Descriptions of Marine Wildlife
|Red Throated Diver |
This elegant diver is commonest in winter, when its mainly grey plumage makes if difficult to see against a grey winter sea. It prefers sheltered sandy coasts but can also be seen regularly in Wexford Harbour.
|Bewick's Swan |
This is smaller and more goose like than the Whooper or Mute Swan. It has a characteristic yellow base to its bill. It arrives here in October from its Siberian breeding grounds.
|Grey Seal |
The grey seal is the commonest seal in the Wexford area. It breeds on the Saltee Islands and pups are born in late summer or autumn. It is frequently seen lying out on sand banks at Raven Point.
|Golden Plover |
It often associates with Lapwing, this attractive plover usually winters on farmland, where flocks of several thousand can be seen. It breeds on upland moors.
|White Fronted Goose |
Is a winter visitor from Greenland, this grey goose is of international importance with up to 10,000 birds wintering on the North Sloblands.
|The Dogwhelk |
This is a common sea shell found on rocky shores, often in large numbers, from the middle shore to the shallow water. Its colour can vary, but is usually a grey/cream and often marked or patterned with dark brown bands. It lays eggs on the seashore usually in crevices and under seaweed from the middle shore down. The eggs can be found in large groups and look like yellowy brown grains of rice standing on end.

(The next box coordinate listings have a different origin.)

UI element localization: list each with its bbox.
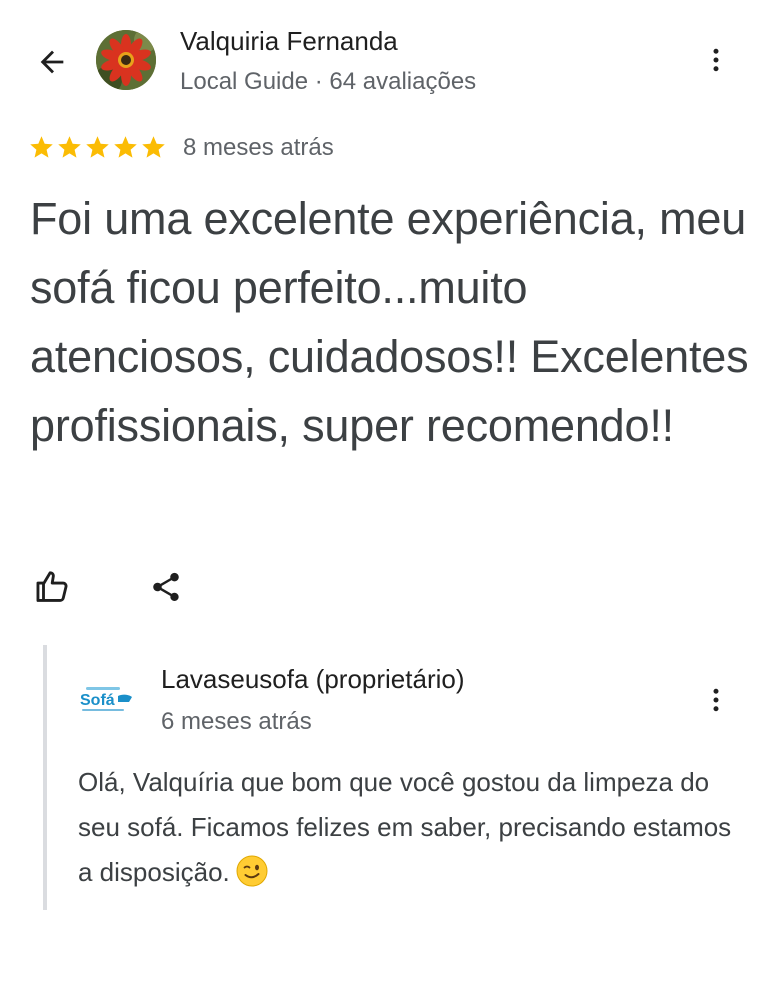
avatar[interactable] — [96, 30, 156, 90]
reply-text: Olá, Valquíria que bom que você gostou d… — [78, 760, 748, 895]
owner-name: Lavaseusofa (proprietário) — [161, 664, 465, 694]
back-button[interactable] — [26, 40, 78, 84]
more-vert-icon — [713, 48, 719, 72]
reply-date: 6 meses atrás — [161, 708, 312, 735]
review-date: 8 meses atrás — [183, 134, 334, 161]
star-icon — [58, 136, 81, 158]
author-name[interactable]: Valquiria Fernanda — [180, 26, 398, 57]
more-vert-icon — [713, 688, 719, 712]
review-detail-page: Valquiria Fernanda Local Guide · 64 aval… — [0, 0, 768, 1001]
like-button[interactable] — [30, 564, 76, 610]
star-icon — [142, 136, 165, 158]
logo-text: Sofá — [80, 692, 115, 709]
share-button[interactable] — [143, 564, 189, 610]
star-rating — [28, 134, 167, 164]
owner-logo: Sofá — [76, 684, 140, 716]
star-icon — [114, 136, 137, 158]
thumb-up-icon — [36, 571, 68, 602]
review-text: Foi uma excelente experiência, meu sofá … — [30, 193, 749, 451]
winking-face-emoji — [236, 855, 268, 887]
author-meta: Local Guide · 64 avaliações — [180, 68, 477, 95]
star-icon — [30, 136, 53, 158]
star-icon — [86, 136, 109, 158]
avatar-image — [96, 30, 156, 90]
reply-text-content: Olá, Valquíria que bom que você gostou d… — [78, 767, 732, 887]
reply-more-options-button[interactable] — [698, 676, 734, 724]
share-icon — [153, 572, 179, 602]
review-more-options-button[interactable] — [698, 36, 734, 84]
arrow-back-icon — [40, 50, 64, 74]
lavaseusofa-logo-icon: Sofá — [76, 684, 140, 716]
reply-divider-bar — [43, 645, 47, 910]
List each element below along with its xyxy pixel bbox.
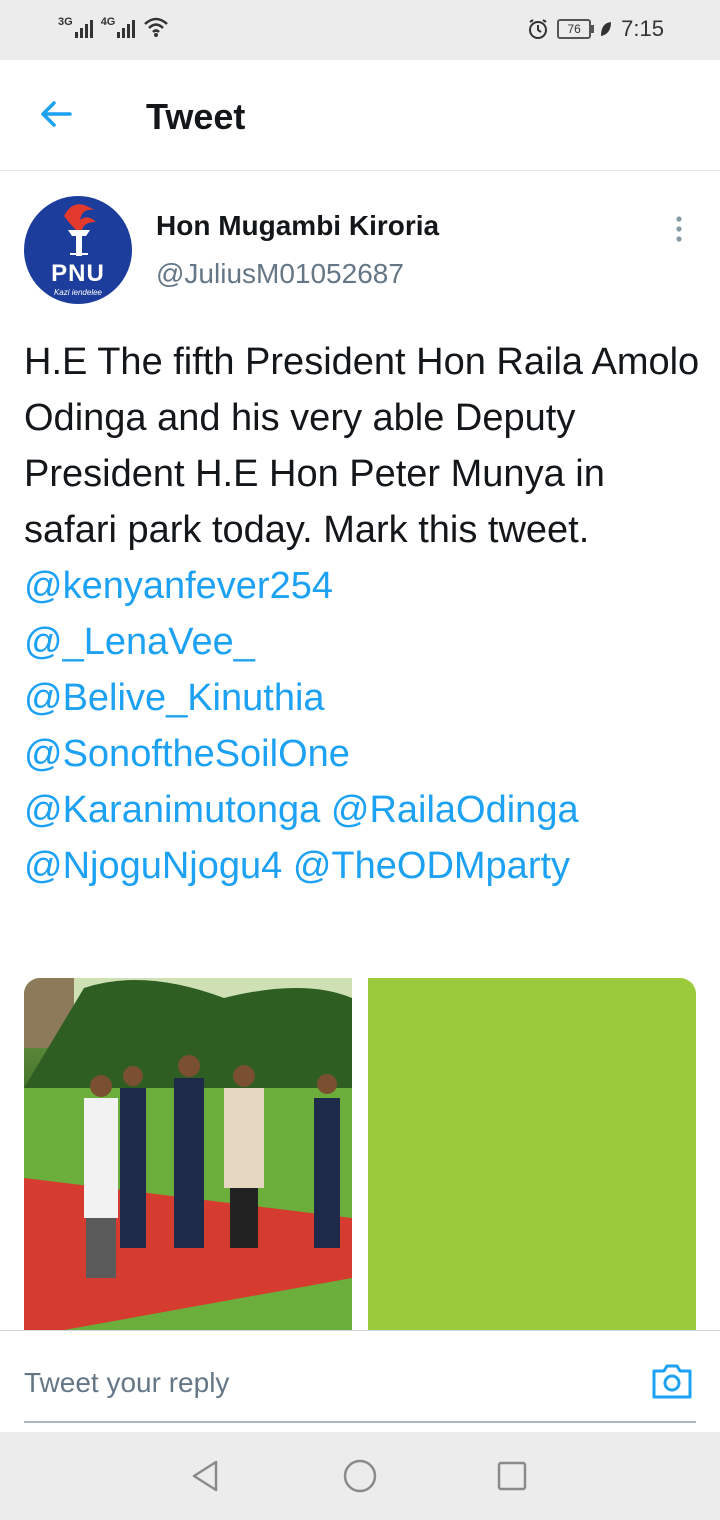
more-vertical-icon[interactable] xyxy=(666,214,692,244)
status-bar: 3G 4G 76 7:15 xyxy=(0,0,720,60)
author-handle[interactable]: @JuliusM01052687 xyxy=(156,258,404,290)
tweet-media xyxy=(24,978,696,1330)
alarm-icon xyxy=(529,19,548,39)
author-display-name[interactable]: Hon Mugambi Kiroria xyxy=(156,210,439,242)
signal-group: 3G 4G xyxy=(58,16,169,38)
page-title: Tweet xyxy=(146,96,246,137)
mention-link[interactable]: @RailaOdinga xyxy=(331,789,579,831)
network-type-label: 4G xyxy=(100,16,116,28)
signal-4g: 4G xyxy=(100,16,136,38)
avatar[interactable]: PNU Kazi iendelee xyxy=(24,196,132,304)
signal-3g: 3G xyxy=(58,16,93,38)
mention-link[interactable]: @SonoftheSoilOne xyxy=(24,733,350,775)
status-right-group: 76 7:15 xyxy=(527,16,664,42)
clock: 7:15 xyxy=(621,16,664,41)
tweet-photo[interactable] xyxy=(24,978,352,1330)
battery-indicator: 76 xyxy=(557,19,595,39)
tweet-photo-2[interactable] xyxy=(368,978,696,1330)
network-type-label: 3G xyxy=(58,16,73,28)
photo-scene xyxy=(24,978,352,1330)
nav-home-icon[interactable] xyxy=(340,1456,380,1496)
avatar-tagline: Kazi iendelee xyxy=(53,288,103,297)
nav-recents-icon[interactable] xyxy=(492,1456,532,1496)
reply-input[interactable]: Tweet your reply xyxy=(24,1367,229,1399)
mention-link[interactable]: @_LenaVee_ xyxy=(24,621,255,663)
signal-bars-icon xyxy=(74,18,93,38)
mention-link[interactable]: @kenyanfever254 xyxy=(24,565,333,607)
tweet-text-content: H.E The fifth President Hon Raila Amolo … xyxy=(24,341,700,551)
app-header: Tweet xyxy=(0,60,720,171)
system-nav-bar xyxy=(0,1432,720,1520)
mention-link[interactable]: @NjoguNjogu4 xyxy=(24,845,282,887)
mention-link[interactable]: @Karanimutonga xyxy=(24,789,320,831)
leaf-icon xyxy=(601,22,612,36)
tweet-text: H.E The fifth President Hon Raila Amolo … xyxy=(24,334,704,894)
camera-icon[interactable] xyxy=(650,1359,694,1403)
avatar-logo-text: PNU xyxy=(51,260,105,287)
reply-underline xyxy=(24,1421,696,1423)
nav-back-icon[interactable] xyxy=(186,1456,226,1496)
reply-bar: Tweet your reply xyxy=(0,1330,720,1433)
mention-link[interactable]: @Belive_Kinuthia xyxy=(24,677,325,719)
wifi-icon xyxy=(144,17,169,37)
back-arrow-icon[interactable] xyxy=(38,96,74,132)
signal-bars-icon xyxy=(117,18,136,38)
mention-link[interactable]: @TheODMparty xyxy=(293,845,570,887)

|Common/Curved Razor Shell |
This bivalve (double shell) has a long thin slightly curved rectangular shell, which is sometimes found empty on the shore. The two halves, or valves are held together by a strong ligament along one side. When the shell is closed the ends remain open, creating a tube like effect. It is a filter feeder and must remain close to the surface as its siphon is very short. If disturbed, it can rapidly pull itself deeper into sand by extending its strong, muscular foot, which it uses to pull its shell downwards.
|Common Mussel Shell
This bivalve (double shell) mollusc prefers to attach itself to a hard structure. Its shell is slightly oval shaped and it may be blue, black or brown. Inside it is pearly white with a darker blueish-black border. Mussels often live together in huge beds, in areas where there is plenty of water movement. The water carries tiny animals and plants, which the mussel filters out, using its gills. It attaches itself to stones, rocks and to other mussels using strong hair-like byssus threads.
|Common Otter Shell |
The common otter shell is a bivalve and it is difficult to find alive, as it usually burrows 20-23cm into the sand or mud on the extreme lower shore. It is commonly found washed up on sandy and muddy beaches. Its smooth oval-shaped shell is made up of two slightly cupped valves, joined by a hinge-like ligament. It can grow to 12cm in width and is yellowish-white, often with a brownish horny covering. It has a long siphon that it uses to reach the surface, to draw in food.
|The Mermaid's Purse |
This is the egg case laid by the dogfish in deeper waters. It has long twisted tendrils on each corner which are used to attach the egg case to seaweed and other floating structures. It is light brown and almost see-through. The egg case is usually only seen when it is washed up on the shore, and then it is dry and hard. It is normally empty, as the young fish will have hatched by the time the case is washed ashore.
|Marsh Orchid |
This is very common on marshy grassland and wet heathland. The flowers are unmistakable with bright crimson petals and darker red markings of lines, loops and spots conspicuous on the lip. They have pointed leaves with hooded tips, unspotted. It generally blooms in June or July.
|Fragrant Evening Primrose |
This is a tall willowy yellow flowered herb growing abundantly around the Curracloe/Ballinesker area. The Primrose part of the name refers to the yellow colour, which is yellow when they are young, as they age and fade they turn orange and rose-red. The evening part of the name refers to the fact that they don't fully open until evening time. The fragrant scent fills the evening air. The plant is native to Chile and it was introduced to Ireland as a garden flower. It escaped into the wild from gardens and naturalised itself in Curracloe. The plant flowers from June to September.
|Sea Holly |
This plant has blue-green "holly"-like leaves and blue flowers that appear from May to July. The plant grows by the sea and is found all around the Wexford coast.
|Sea Bindweed |
This creeps over sand dunes around the Irish coast. Up to 5cm across, its funnel shaped pink flowers appear from June to September. Its stems are often buried in the sand and its long white runners help to bind the sand.